This pasta dish is earthy, savory and light. I used a gemelli shaped wheat pasta for this recipe, but you may use any type of pasta you prefer. Enjoy this recipe as a primi to a fish or meat course or as a meal all on its own.
- 4 Servings
- Prep Time: 5 minutes
- Cook Time: 15 minutes
- Calories: 307
- 3/4 package pasta, dry
- 1 bunch kale, stems removed, chopped
- 12 ounces mushrooms
- 1 tbsp garlic paste
- 8 ounces broth, chicken or vegetable, low-sodium
- 1 tsp thyme, dried
- 1 tbsp butter, unsalted
- 1 tsp extra virgin olive oil
- 1/4 tsp red pepper flakes (optional)
- black pepper
In a large pot, bring water to boil. Cook pasta according to package instructions. Drain and set aside.
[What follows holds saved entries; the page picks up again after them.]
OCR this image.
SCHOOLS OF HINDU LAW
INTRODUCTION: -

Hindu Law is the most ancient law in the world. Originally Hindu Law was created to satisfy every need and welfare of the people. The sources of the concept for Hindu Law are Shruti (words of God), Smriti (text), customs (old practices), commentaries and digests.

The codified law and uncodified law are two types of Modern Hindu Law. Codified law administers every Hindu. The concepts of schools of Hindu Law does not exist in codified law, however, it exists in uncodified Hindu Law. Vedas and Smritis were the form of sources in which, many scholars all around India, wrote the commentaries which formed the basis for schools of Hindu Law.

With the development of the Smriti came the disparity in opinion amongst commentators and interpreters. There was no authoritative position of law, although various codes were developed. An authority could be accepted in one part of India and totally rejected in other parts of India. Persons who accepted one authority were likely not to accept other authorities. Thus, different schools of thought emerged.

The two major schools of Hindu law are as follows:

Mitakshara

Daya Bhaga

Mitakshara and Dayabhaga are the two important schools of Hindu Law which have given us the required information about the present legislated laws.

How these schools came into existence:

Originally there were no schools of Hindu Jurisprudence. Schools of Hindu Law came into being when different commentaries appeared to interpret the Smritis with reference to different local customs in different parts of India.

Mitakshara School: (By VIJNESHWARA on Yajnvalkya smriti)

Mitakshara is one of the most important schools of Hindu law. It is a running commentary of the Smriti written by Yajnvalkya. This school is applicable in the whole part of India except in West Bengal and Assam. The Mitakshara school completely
Meanwhile, add butter to a large pan over medium-high heat. Once butter is melted, add mushrooms. Sauté mushrooms, stirring with a wooden spoon. Stir in garlic paste and season with thyme and a dash of salt. Add small amounts of broth to mushrooms while cooking, continuing to stir, to prevent them from getting dry. Cook until completely softened, about 8-10 minutes.
Once mushrooms are cooked, carefully transfer them to a bowl. Return pan to heat. Add olive oil and chopped kale to the pan and sauté over medium-high heat. Add small amounts of broth to the pan, continuing to stir, to keep kale from getting dry. Cook until wilted, about 7-8 minutes.
Add cooked mushrooms and pasta to the pan with the cooked kale. Stir to combine well. Add more broth as needed to keep pasta and veggies moist. Season with a dash of salt and pepper and red pepper flakes.